ESG-linked subscription credit lines have become a familiar feature among sustainability-minded private fund managers large and small. Typically borrowing GPs can achieve a discount on the facility’s margin by meeting one or a small handful of predetermined sustainability goals. For Carlyle, the facility will be tied to three ESG-related KPIs:
- Measuring the carbon footprint of all majority-owned companies beyond six months of ownership;
- Achieving 30 percent board diversity in all majority-owned companies;
- Providing all portfolio company board members employed by Carlyle with ESG training.

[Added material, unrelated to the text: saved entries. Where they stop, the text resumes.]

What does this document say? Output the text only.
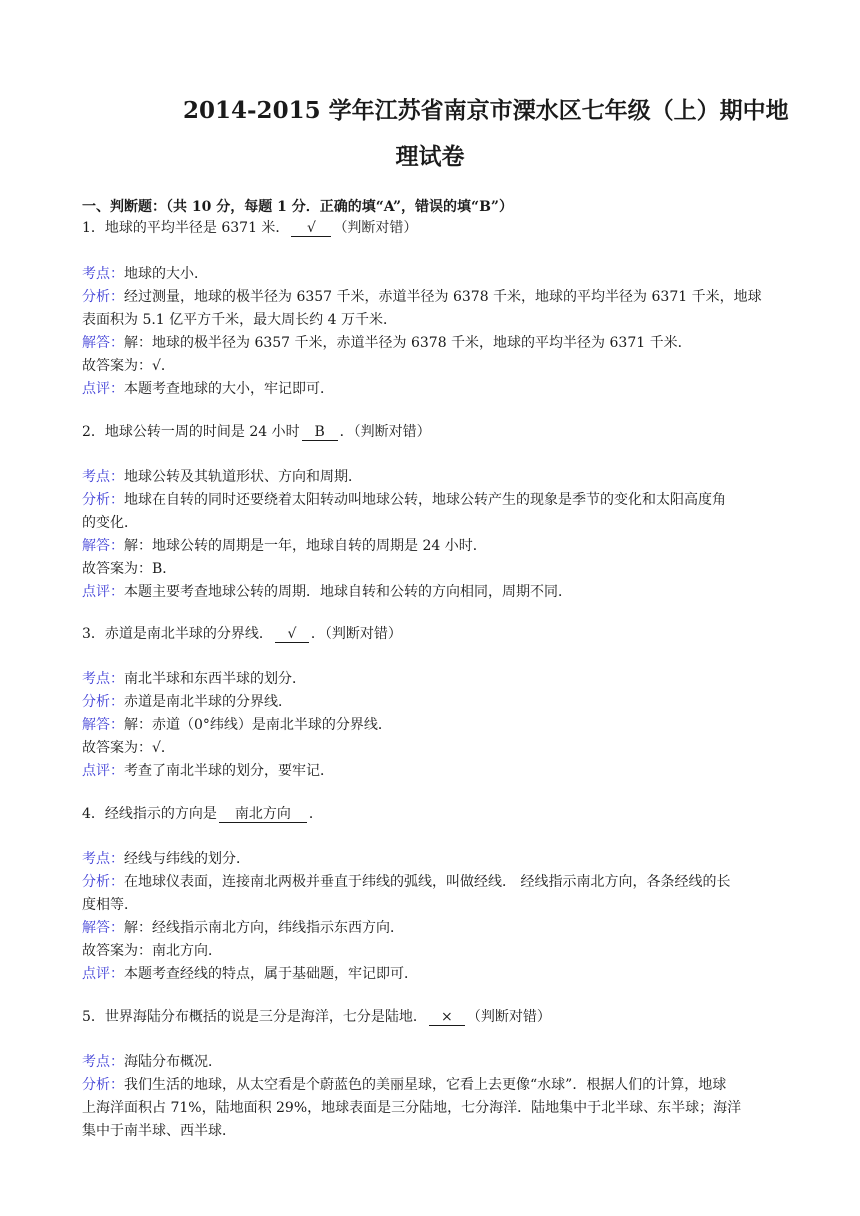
2014-2015 学年江苏省南京市溧水区七年级（上）期中地
理试卷
一、判断题：（共 10 分，每题 1 分．正确的填“A”，错误的填“B”）
1．地球的平均半径是 6371 米． √ （判断对错）
考点：地球的大小．
分析：经过测量，地球的极半径为 6357 千米，赤道半径为 6378 千米，地球的平均半径为 6371 千米，地球
表面积为 5.1 亿平方千米，最大周长约 4 万千米．
解答：解：地球的极半径为 6357 千米，赤道半径为 6378 千米，地球的平均半径为 6371 千米．
故答案为：√．
点评：本题考查地球的大小，牢记即可．
2．地球公转一周的时间是 24 小时 B ．（判断对错）
考点：地球公转及其轨道形状、方向和周期．
分析：地球在自转的同时还要绕着太阳转动叫地球公转，地球公转产生的现象是季节的变化和太阳高度角
的变化．
解答：解：地球公转的周期是一年，地球自转的周期是 24 小时．
故答案为：B．
点评：本题主要考查地球公转的周期．地球自转和公转的方向相同，周期不同．
3．赤道是南北半球的分界线． √ ．（判断对错）
考点：南北半球和东西半球的划分．
分析：赤道是南北半球的分界线．
解答：解：赤道（0°纬线）是南北半球的分界线．
故答案为：√．
点评：考查了南北半球的划分，要牢记．
4．经线指示的方向是 南北方向 ．
考点：经线与纬线的划分．
分析：在地球仪表面，连接南北两极并垂直于纬线的弧线，叫做经线． 经线指示南北方向，各条经线的长
度相等．
解答：解：经线指示南北方向，纬线指示东西方向．
故答案为：南北方向．
点评：本题考查经线的特点，属于基础题，牢记即可．
5．世界海陆分布概括的说是三分是海洋，七分是陆地． × （判断对错）
考点：海陆分布概况．
分析：我们生活的地球，从太空看是个蔚蓝色的美丽星球，它看上去更像“水球”．根据人们的计算，地球
上海洋面积占 71%，陆地面积 29%，地球表面是三分陆地，七分海洋．陆地集中于北半球、东半球；海洋
集中于南半球、西半球．
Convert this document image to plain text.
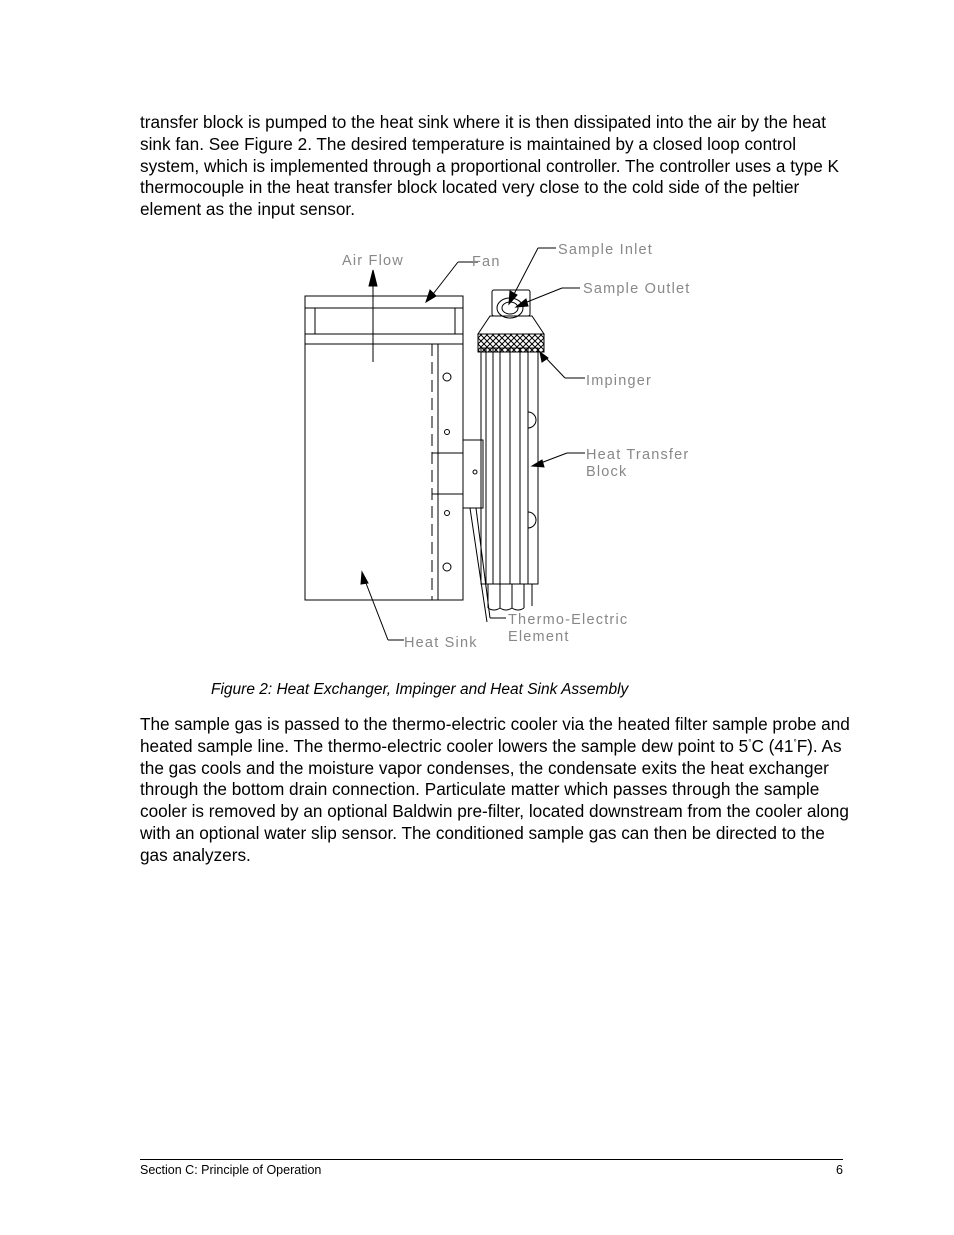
transfer block is pumped to the heat sink where it is then dissipated into the air by the heat sink fan. See Figure 2. The desired temperature is maintained by a closed loop control system, which is implemented through a proportional controller. The controller uses a type K thermocouple in the heat transfer block located very close to the cold side of the peltier element as the input sensor.

Air Flow	Fan
Sample Inlet
Sample Outlet
Impinger
Heat Transfer
Block
Thermo-Electric
Element
Heat Sink

Figure 2: Heat Exchanger, Impinger and Heat Sink Assembly

The sample gas is passed to the thermo-electric cooler via the heated filter sample probe and heated sample line. The thermo-electric cooler lowers the sample dew point to 5°C (41°F). As the gas cools and the moisture vapor condenses, the condensate exits the heat exchanger through the bottom drain connection. Particulate matter which passes through the sample cooler is removed by an optional Baldwin pre-filter, located downstream from the cooler along with an optional water slip sensor. The conditioned sample gas can then be directed to the gas analyzers.

Section C: Principle of Operation	6
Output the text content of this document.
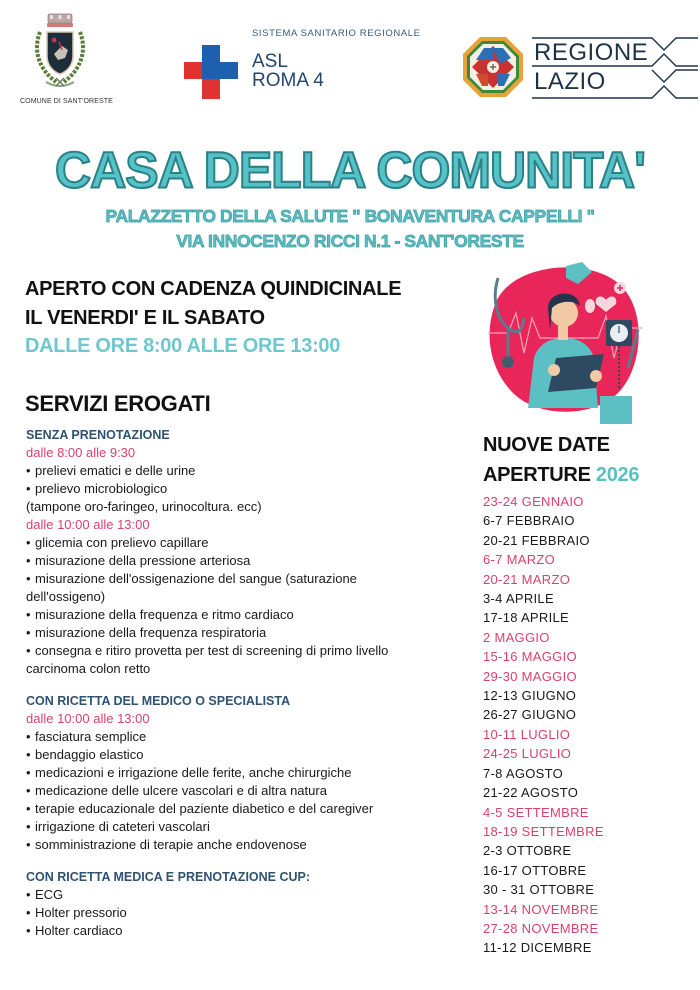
COMUNE DI SANT'ORESTE
SISTEMA SANITARIO REGIONALE
ASL
ROMA 4
REGIONE
LAZIO
CASA DELLA COMUNITA'
PALAZZETTO DELLA SALUTE " BONAVENTURA CAPPELLI "
VIA INNOCENZO RICCI N.1 - SANT'ORESTE
APERTO CON CADENZA QUINDICINALE
IL VENERDI' E IL SABATO
DALLE ORE 8:00 ALLE ORE 13:00
SERVIZI EROGATI
SENZA PRENOTAZIONE
dalle 8:00 alle 9:30
• prelievi ematici e delle urine
• prelievo microbiologico
(tampone oro-faringeo, urinocoltura. ecc)
dalle 10:00 alle 13:00
• glicemia con prelievo capillare
• misurazione della pressione arteriosa
• misurazione dell'ossigenazione del sangue (saturazione
dell'ossigeno)
• misurazione della frequenza e ritmo cardiaco
• misurazione della frequenza respiratoria
• consegna e ritiro provetta per test di screening di primo livello
carcinoma colon retto
CON RICETTA DEL MEDICO O SPECIALISTA
dalle 10:00 alle 13:00
• fasciatura semplice
• bendaggio elastico
• medicazioni e irrigazione delle ferite, anche chirurgiche
• medicazione delle ulcere vascolari e di altra natura
• terapie educazionale del paziente diabetico e del caregiver
• irrigazione di cateteri vascolari
• somministrazione di terapie anche endovenose
CON RICETTA MEDICA E PRENOTAZIONE CUP:
• ECG
• Holter pressorio
• Holter cardiaco
NUOVE DATE
APERTURE 2026
23-24 GENNAIO
6-7 FEBBRAIO
20-21 FEBBRAIO
6-7 MARZO
20-21 MARZO
3-4 APRILE
17-18 APRILE
2 MAGGIO
15-16 MAGGIO
29-30 MAGGIO
12-13 GIUGNO
26-27 GIUGNO
10-11 LUGLIO
24-25 LUGLIO
7-8 AGOSTO
21-22 AGOSTO
4-5 SETTEMBRE
18-19 SETTEMBRE
2-3 OTTOBRE
16-17 OTTOBRE
30 - 31 OTTOBRE
13-14 NOVEMBRE
27-28 NOVEMBRE
11-12 DICEMBRE
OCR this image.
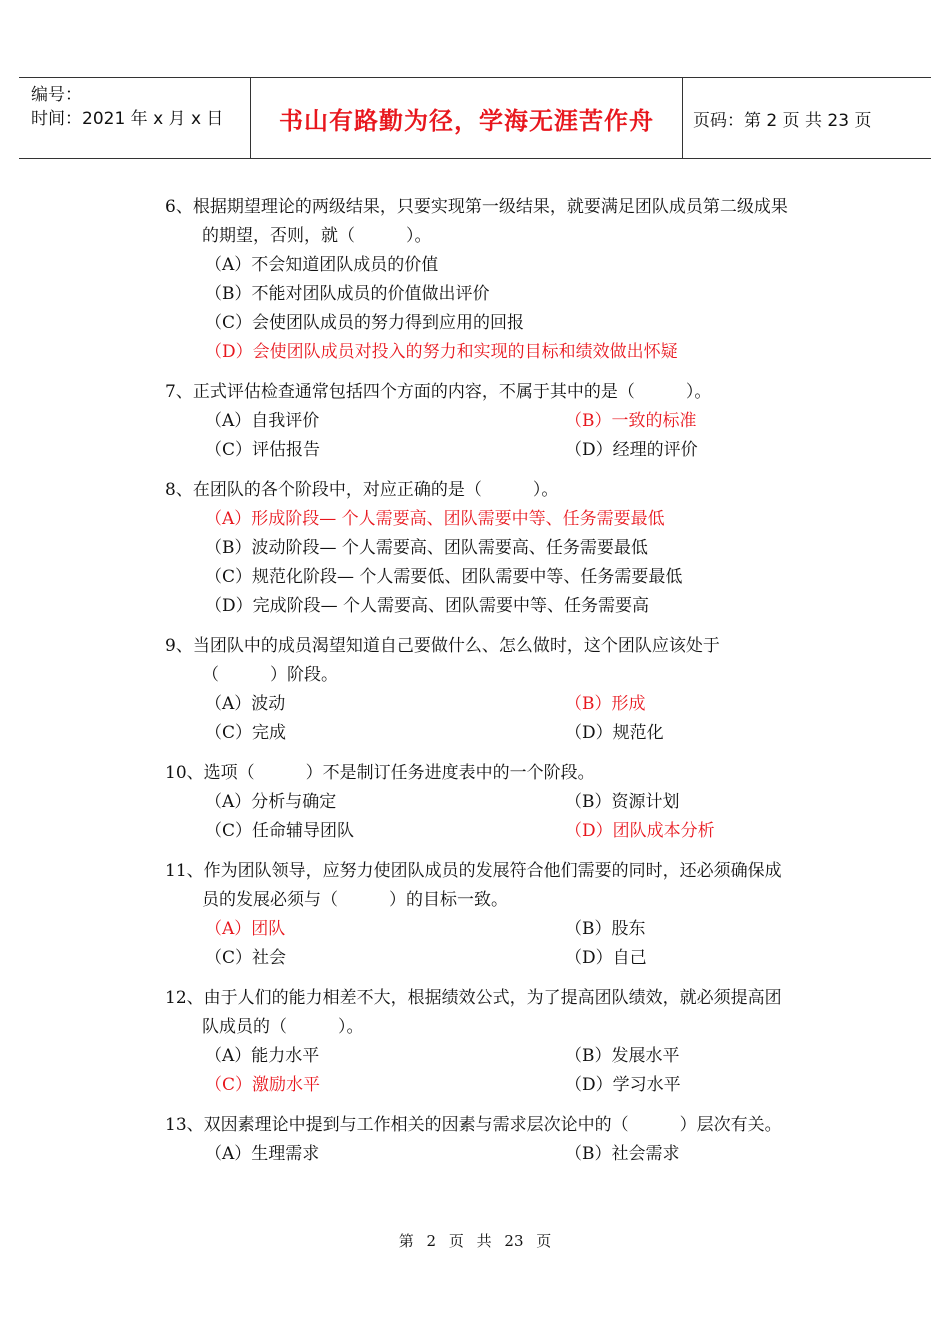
编号：
时间：2021 年 x 月 x 日	书山有路勤为径，学海无涯苦作舟	页码：第 2 页 共 23 页
6、根据期望理论的两级结果，只要实现第一级结果，就要满足团队成员第二级成果的期望，否则，就（　　　）。
（A）不会知道团队成员的价值
（B）不能对团队成员的价值做出评价
（C）会使团队成员的努力得到应用的回报
（D）会使团队成员对投入的努力和实现的目标和绩效做出怀疑
7、正式评估检查通常包括四个方面的内容，不属于其中的是（　　　）。
（A）自我评价	（B）一致的标准
（C）评估报告	（D）经理的评价
8、在团队的各个阶段中，对应正确的是（　　　）。
（A）形成阶段— 个人需要高、团队需要中等、任务需要最低
（B）波动阶段— 个人需要高、团队需要高、任务需要最低
（C）规范化阶段— 个人需要低、团队需要中等、任务需要最低
（D）完成阶段— 个人需要高、团队需要中等、任务需要高
9、当团队中的成员渴望知道自己要做什么、怎么做时，这个团队应该处于（　　　）阶段。
（A）波动	（B）形成
（C）完成	（D）规范化
10、选项（　　　）不是制订任务进度表中的一个阶段。
（A）分析与确定	（B）资源计划
（C）任命辅导团队	（D）团队成本分析
11、作为团队领导，应努力使团队成员的发展符合他们需要的同时，还必须确保成员的发展必须与（　　　）的目标一致。
（A）团队	（B）股东
（C）社会	（D）自己
12、由于人们的能力相差不大，根据绩效公式，为了提高团队绩效，就必须提高团队成员的（　　　）。
（A）能力水平	（B）发展水平
（C）激励水平	（D）学习水平
13、双因素理论中提到与工作相关的因素与需求层次论中的（　　　）层次有关。
（A）生理需求	（B）社会需求
第 2 页 共 23 页
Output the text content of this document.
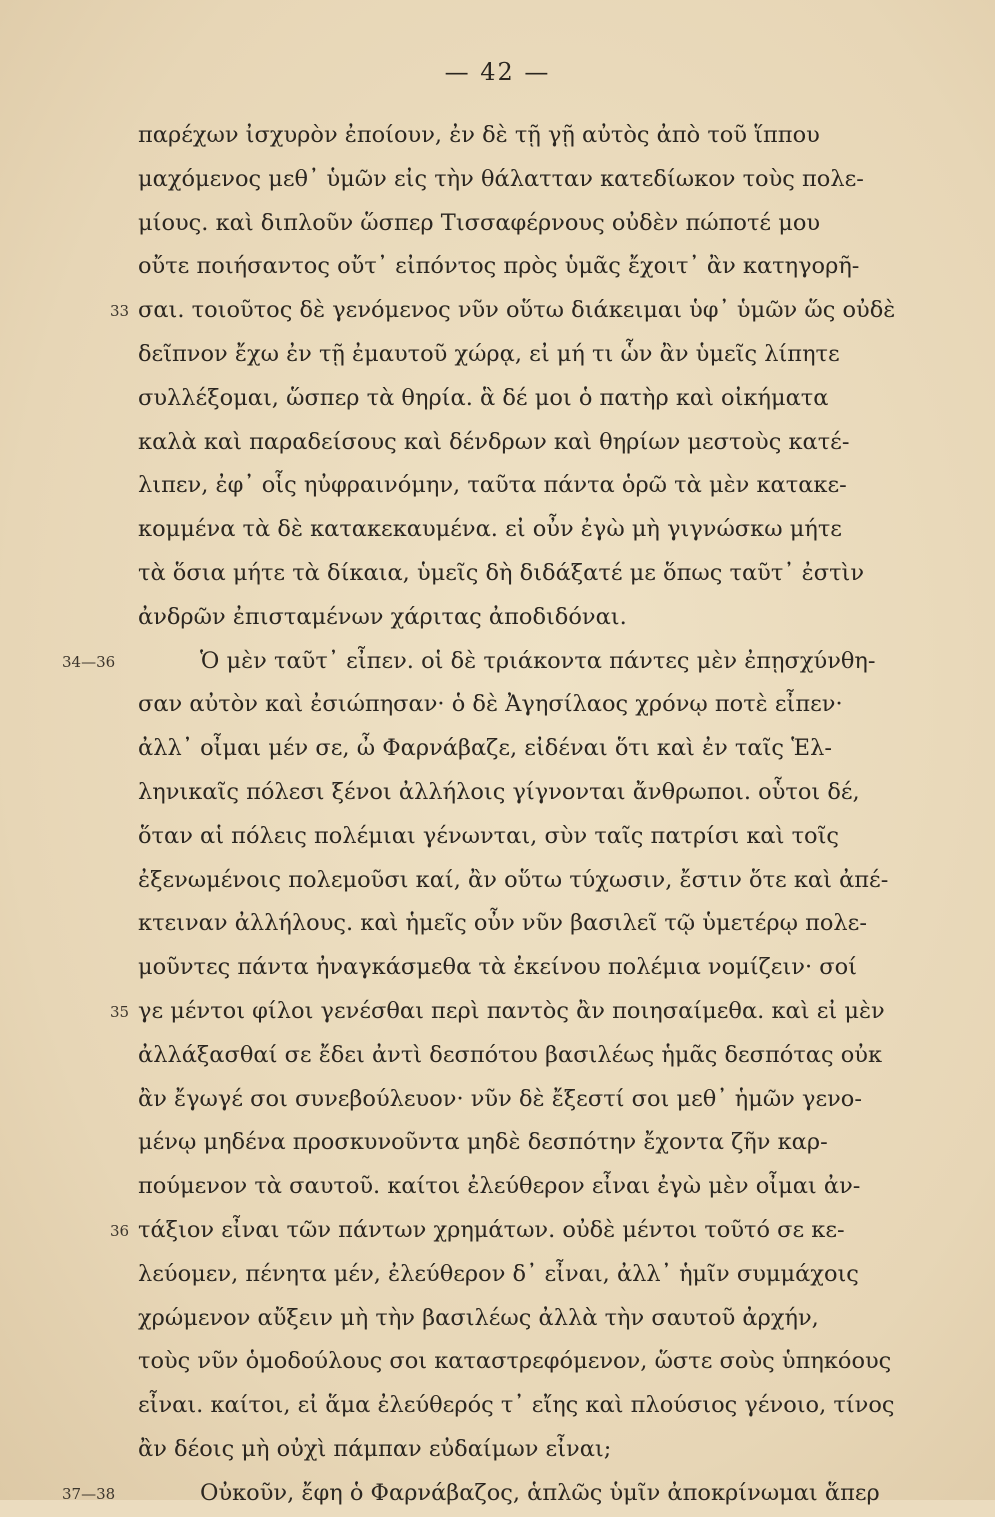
— 42 —
παρέχων ἰσχυρὸν ἐποίουν, ἐν δὲ τῇ γῇ αὐτὸς ἀπὸ τοῦ ἵππου
μαχόμενος μεθ᾿ ὑμῶν εἰς τὴν θάλατταν κατεδίωκον τοὺς πολε-
μίους. καὶ διπλοῦν ὥσπερ Τισσαφέρνους οὐδὲν πώποτέ μου
οὔτε ποιήσαντος οὔτ᾿ εἰπόντος πρὸς ὑμᾶς ἔχοιτ᾿ ἂν κατηγορῆ-
33 σαι. τοιοῦτος δὲ γενόμενος νῦν οὕτω διάκειμαι ὑφ᾿ ὑμῶν ὥς οὐδὲ
δεῖπνον ἔχω ἐν τῇ ἐμαυτοῦ χώρᾳ, εἰ μή τι ὧν ἂν ὑμεῖς λίπητε
συλλέξομαι, ὥσπερ τὰ θηρία. ἃ δέ μοι ὁ πατὴρ καὶ οἰκήματα
καλὰ καὶ παραδείσους καὶ δένδρων καὶ θηρίων μεστοὺς κατέ-
λιπεν, ἐφ᾿ οἷς ηὐφραινόμην, ταῦτα πάντα ὁρῶ τὰ μὲν κατακε-
κομμένα τὰ δὲ κατακεκαυμένα. εἰ οὖν ἐγὼ μὴ γιγνώσκω μήτε
τὰ ὅσια μήτε τὰ δίκαια, ὑμεῖς δὴ διδάξατέ με ὅπως ταῦτ᾿ ἐστὶν
ἀνδρῶν ἐπισταμένων χάριτας ἀποδιδόναι.
34—36	Ὁ μὲν ταῦτ᾿ εἶπεν. οἱ δὲ τριάκοντα πάντες μὲν ἐπῃσχύνθη-
σαν αὐτὸν καὶ ἐσιώπησαν· ὁ δὲ Ἀγησίλαος χρόνῳ ποτὲ εἶπεν·
ἀλλ᾿ οἶμαι μέν σε, ὦ Φαρνάβαζε, εἰδέναι ὅτι καὶ ἐν ταῖς Ἑλ-
ληνικαῖς πόλεσι ξένοι ἀλλήλοις γίγνονται ἄνθρωποι. οὗτοι δέ,
ὅταν αἱ πόλεις πολέμιαι γένωνται, σὺν ταῖς πατρίσι καὶ τοῖς
ἐξενωμένοις πολεμοῦσι καί, ἂν οὕτω τύχωσιν, ἔστιν ὅτε καὶ ἀπέ-
κτειναν ἀλλήλους. καὶ ἡμεῖς οὖν νῦν βασιλεῖ τῷ ὑμετέρῳ πολε-
μοῦντες πάντα ἠναγκάσμεθα τὰ ἐκείνου πολέμια νομίζειν· σοί
35 γε μέντοι φίλοι γενέσθαι περὶ παντὸς ἂν ποιησαίμεθα. καὶ εἰ μὲν
ἀλλάξασθαί σε ἔδει ἀντὶ δεσπότου βασιλέως ἡμᾶς δεσπότας οὐκ
ἂν ἔγωγέ σοι συνεβούλευον· νῦν δὲ ἔξεστί σοι μεθ᾿ ἡμῶν γενο-
μένῳ μηδένα προσκυνοῦντα μηδὲ δεσπότην ἔχοντα ζῆν καρ-
πούμενον τὰ σαυτοῦ. καίτοι ἐλεύθερον εἶναι ἐγὼ μὲν οἶμαι ἀν-
36 τάξιον εἶναι τῶν πάντων χρημάτων. οὐδὲ μέντοι τοῦτό σε κε-
λεύομεν, πένητα μέν, ἐλεύθερον δ᾿ εἶναι, ἀλλ᾿ ἡμῖν συμμάχοις
χρώμενον αὔξειν μὴ τὴν βασιλέως ἀλλὰ τὴν σαυτοῦ ἀρχήν,
τοὺς νῦν ὁμοδούλους σοι καταστρεφόμενον, ὥστε σοὺς ὑπηκόους
εἶναι. καίτοι, εἰ ἅμα ἐλεύθερός τ᾿ εἴης καὶ πλούσιος γένοιο, τίνος
ἂν δέοις μὴ οὐχὶ πάμπαν εὐδαίμων εἶναι;
37—38	Οὐκοῦν, ἔφη ὁ Φαρνάβαζος, ἁπλῶς ὑμῖν ἀποκρίνωμαι ἅπερ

The facility is similar to the €2.3 billion line agreed for its European private equity and real estate funds in September 2021. The firm also announced a $4.1 billion credit line tied to board diversity for its American private equity funds in February of the same year.
“We think of impact as a process, rather than as a product,” head of impact Megan Starr told affiliate title Real Estate Capital at the time. “Our focus, therefore, is on how we can invest in companies that may still need to improve their sustainability credentials – which is why we really like ESG-linked credit financings, because they are a great example of one of the many tools available in a private equity toolkit to embed financial incentives and help that ESG transition by driving environmental and social progress.”
Other firms to secure such facilities include EQT, Actis, Baring Private Equity Asia and Helios Investment Partners, as well as Carlyle-owned AlpInvest.